Devastación a su paso
El tifón Kalmaegi ha dejado un saldo trágico de más de 90 muertos en Filipinas, mientras miles de personas regresan este miércoles a sus hogares, que quedaron arrasados por las violentas inundaciones. Rafaelito Alejandro, subdirector de la Defensa Civil, comentó en una emisora local que «las grandes ciudades fueron las más afectadas, especialmente las áreas urbanizadas».
Impacto en la provincia de Cebú
La provincia de Cebú ha sido la más golpeada por el desastre; en un poblado costero anegado se recuperaron 35 cuerpos, sumando un total de 76 víctimas en la región. En otras áreas del país, se confirmaron 17 decesos más, elevando el total nacional a 93 fallecimientos. Alejandro agregó que «aunque las aguas han descendido, ahora enfrentamos el desafío de despejar los escombros que bloquean las carreteras».
Escenas de destrucción
Los vecinos de Cebú han comenzado a realizar trabajos de limpieza en calles cubiertas de barro, con automóviles y contenedores arrastrados por las corrientes de agua, viviendas destrozadas y negocios en ruinas. «El agua subió de repente, nunca habíamos presenciado algo así», narró Reynaldo Vergara, de 53 años, mientras barría los restos de su tienda.
Condiciones climáticas extremas
En apenas 24 horas, antes de la llegada de Kalmaegi, la región experimentó 183 milímetros de lluvia, superando el promedio mensual de 131 milímetros, según indicó la meteoróloga Charmagne Varilla. La gobernadora de Cebú, Pamela Baricuatro, describió la situación como sin precedentes, afirmando: «Esperábamos vientos peligrosos, pero fue el agua la que realmente puso en peligro a la población».

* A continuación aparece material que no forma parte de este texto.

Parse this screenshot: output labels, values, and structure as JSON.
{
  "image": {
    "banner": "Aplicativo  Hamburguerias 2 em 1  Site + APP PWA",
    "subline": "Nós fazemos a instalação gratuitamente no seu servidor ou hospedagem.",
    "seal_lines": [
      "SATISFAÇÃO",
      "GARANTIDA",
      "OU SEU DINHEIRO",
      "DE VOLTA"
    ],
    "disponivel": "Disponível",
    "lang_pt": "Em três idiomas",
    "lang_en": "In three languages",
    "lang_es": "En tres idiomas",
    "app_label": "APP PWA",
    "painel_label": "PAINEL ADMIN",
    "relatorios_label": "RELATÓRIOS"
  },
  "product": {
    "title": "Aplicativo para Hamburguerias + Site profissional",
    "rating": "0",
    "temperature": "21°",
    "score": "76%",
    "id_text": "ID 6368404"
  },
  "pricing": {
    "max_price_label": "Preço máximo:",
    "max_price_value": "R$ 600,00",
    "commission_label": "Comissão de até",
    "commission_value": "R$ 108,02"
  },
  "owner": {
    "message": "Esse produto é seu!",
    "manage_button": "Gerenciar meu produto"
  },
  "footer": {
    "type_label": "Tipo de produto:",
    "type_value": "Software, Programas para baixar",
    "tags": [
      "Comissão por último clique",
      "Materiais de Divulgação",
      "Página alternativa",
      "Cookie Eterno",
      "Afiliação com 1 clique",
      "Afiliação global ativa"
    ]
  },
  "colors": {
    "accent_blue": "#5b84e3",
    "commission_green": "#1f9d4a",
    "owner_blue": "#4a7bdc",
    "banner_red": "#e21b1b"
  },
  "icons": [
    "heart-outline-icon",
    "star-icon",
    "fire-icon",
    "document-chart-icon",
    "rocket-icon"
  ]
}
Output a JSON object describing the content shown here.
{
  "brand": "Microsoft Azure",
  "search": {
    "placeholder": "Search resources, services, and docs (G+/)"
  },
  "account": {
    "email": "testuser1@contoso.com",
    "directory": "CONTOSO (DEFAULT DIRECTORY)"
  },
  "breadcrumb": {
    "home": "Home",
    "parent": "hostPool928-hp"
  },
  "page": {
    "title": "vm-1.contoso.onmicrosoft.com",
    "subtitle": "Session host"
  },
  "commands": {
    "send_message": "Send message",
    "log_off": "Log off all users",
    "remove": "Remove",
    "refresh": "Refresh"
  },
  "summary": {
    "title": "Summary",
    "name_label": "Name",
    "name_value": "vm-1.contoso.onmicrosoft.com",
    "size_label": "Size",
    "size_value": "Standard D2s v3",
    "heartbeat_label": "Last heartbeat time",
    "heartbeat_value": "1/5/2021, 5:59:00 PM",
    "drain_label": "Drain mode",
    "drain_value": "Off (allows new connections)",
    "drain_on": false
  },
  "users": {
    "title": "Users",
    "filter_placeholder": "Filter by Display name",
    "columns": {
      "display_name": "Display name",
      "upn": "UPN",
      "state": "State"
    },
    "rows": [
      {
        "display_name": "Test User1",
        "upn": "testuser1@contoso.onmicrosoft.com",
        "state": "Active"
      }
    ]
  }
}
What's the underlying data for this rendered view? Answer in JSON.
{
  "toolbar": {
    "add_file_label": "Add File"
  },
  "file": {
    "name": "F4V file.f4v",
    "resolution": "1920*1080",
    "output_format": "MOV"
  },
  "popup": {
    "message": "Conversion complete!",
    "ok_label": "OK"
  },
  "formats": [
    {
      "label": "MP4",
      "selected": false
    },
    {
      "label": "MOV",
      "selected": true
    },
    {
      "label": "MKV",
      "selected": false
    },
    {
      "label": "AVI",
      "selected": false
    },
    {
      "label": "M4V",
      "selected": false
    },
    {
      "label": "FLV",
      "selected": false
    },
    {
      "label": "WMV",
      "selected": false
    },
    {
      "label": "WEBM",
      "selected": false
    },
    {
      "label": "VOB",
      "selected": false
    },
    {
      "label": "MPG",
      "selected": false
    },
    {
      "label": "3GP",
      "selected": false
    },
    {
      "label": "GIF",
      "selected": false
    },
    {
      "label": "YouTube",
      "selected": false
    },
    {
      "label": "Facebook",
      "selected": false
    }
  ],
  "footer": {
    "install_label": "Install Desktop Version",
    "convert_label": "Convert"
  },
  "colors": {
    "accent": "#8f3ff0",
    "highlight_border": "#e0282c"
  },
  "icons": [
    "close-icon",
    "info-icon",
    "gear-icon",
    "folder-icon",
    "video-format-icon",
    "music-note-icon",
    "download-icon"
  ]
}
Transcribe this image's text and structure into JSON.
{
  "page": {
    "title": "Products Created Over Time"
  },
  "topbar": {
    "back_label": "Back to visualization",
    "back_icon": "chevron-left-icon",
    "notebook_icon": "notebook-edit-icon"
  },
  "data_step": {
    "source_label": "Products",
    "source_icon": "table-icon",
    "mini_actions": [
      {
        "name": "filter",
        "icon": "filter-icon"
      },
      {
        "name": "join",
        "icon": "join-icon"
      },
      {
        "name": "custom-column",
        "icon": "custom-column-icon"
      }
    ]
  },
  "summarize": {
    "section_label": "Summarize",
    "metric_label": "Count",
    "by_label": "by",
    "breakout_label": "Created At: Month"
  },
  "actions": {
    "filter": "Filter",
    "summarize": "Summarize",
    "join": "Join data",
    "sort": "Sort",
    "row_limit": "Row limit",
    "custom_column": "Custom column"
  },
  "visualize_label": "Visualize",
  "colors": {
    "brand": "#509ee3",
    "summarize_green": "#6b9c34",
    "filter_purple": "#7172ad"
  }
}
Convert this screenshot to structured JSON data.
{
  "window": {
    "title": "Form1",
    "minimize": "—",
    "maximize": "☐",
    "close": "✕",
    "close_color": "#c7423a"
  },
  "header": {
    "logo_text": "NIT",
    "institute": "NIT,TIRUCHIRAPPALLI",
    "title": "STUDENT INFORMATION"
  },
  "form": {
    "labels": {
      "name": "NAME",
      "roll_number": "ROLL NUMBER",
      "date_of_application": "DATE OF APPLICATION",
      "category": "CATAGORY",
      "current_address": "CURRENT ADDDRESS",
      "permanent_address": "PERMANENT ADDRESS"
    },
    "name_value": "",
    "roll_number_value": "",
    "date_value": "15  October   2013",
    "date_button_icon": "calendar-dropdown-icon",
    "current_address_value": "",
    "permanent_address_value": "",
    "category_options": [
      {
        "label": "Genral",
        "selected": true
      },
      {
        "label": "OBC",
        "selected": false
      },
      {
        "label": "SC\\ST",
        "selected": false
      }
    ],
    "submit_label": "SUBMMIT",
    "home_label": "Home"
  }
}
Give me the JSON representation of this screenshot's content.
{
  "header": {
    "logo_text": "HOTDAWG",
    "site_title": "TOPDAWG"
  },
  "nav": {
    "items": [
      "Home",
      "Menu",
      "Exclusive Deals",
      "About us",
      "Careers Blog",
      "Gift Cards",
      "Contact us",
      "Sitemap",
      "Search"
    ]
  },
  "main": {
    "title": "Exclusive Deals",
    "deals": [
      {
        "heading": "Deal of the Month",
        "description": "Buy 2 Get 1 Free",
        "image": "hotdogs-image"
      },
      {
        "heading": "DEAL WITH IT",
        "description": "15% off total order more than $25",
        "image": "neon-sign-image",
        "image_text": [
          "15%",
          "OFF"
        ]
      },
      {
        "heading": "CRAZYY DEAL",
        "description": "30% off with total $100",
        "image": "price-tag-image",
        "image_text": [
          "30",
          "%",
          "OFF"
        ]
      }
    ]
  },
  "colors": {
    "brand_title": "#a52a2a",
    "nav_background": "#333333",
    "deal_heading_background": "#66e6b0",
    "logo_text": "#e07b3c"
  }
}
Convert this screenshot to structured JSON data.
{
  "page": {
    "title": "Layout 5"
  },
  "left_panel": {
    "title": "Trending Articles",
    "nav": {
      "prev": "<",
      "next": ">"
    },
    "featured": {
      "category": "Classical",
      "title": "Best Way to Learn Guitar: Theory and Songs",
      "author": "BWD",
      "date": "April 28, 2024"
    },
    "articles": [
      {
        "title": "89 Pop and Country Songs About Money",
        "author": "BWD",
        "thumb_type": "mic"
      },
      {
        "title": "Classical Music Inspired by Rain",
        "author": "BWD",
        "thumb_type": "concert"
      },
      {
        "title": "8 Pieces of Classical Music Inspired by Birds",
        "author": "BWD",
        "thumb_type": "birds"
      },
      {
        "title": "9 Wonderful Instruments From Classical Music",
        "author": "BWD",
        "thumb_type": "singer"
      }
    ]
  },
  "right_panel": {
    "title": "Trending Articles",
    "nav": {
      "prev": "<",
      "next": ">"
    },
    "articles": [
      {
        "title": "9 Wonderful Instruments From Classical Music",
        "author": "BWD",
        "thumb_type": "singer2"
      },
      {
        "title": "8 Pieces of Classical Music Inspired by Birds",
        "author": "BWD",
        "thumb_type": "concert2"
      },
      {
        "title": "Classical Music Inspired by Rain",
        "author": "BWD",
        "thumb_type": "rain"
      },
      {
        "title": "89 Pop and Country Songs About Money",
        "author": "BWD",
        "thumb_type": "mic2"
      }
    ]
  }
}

Desastres adicionales y respuesta nacional
El tifón también causó la caída de un helicóptero militar en Agusan del Sur, resultando en la muerte de seis personas que llevaban ayuda humanitaria. Kalmaegi dejó Filipinas el miércoles al mediodía, dirigiéndose hacia el mar de la China Meridional, con vientos sostenidos de 130 km/h y ráfagas de hasta 180 km/h.
La mayoría de las muertes en Cebú se debieron al desbordamiento de ríos y deslizamientos de tierra que sorprendieron a los residentes durante la madrugada. Muchos tuvieron que refugiarse en los techos de sus casas, a la espera de rescate. La Cruz Roja Filipina ha recibido múltiples peticiones de auxilio, mientras Baricuatro manifestó: «Hicimos nuestro mejor esfuerzo, pero hubo inundaciones repentinas que no pudimos prever».
Condolencias y futuras investigaciones
Desde Washington, la embajadora estadounidense MaryKay Carlson expresó sus condolencias y aseguró que su país está «listo para ayudar a los aliados filipinos». Las autoridades locales informaron que las intensas lluvias se vieron agravadas por años de extracción de canteras que sedimentaron los ríos y por proyectos de control de inundaciones mal ejecutados. Baricuatro demandó una investigación sobre posibles irregularidades: «Las personas responsables deben rendir cuentas», exigió.
La provincia de Cebú, con una población de 2,4 millones de habitantes, ha declarado el estado de calamidad para acceder a fondos de emergencia, ya que todavía estaba en proceso de recuperación tras el terremoto de magnitud 6,9 del 30 de septiembre, que dejó al menos 79 muertes y destruyó cientos de viviendas. Antes del impacto de Kalmaegi, más de 387.000 personas fueron evacuadas, se suspendieron los transbordadores interinsulares, y 3.500 pasajeros quedaron varados, además de cancelar 186 vuelos domésticos.
Filipinas es azotada por un promedio de 20 tifones al año, además de experimentar terremotos y erupciones volcánicas, lo que la convierte en uno de los países más vulnerables a desastres naturales. Por su parte, el centro de Vietnam se prepara para recibir la tormenta a partir del viernes, con planes de evacuación y lluvias intensas ya en marcha.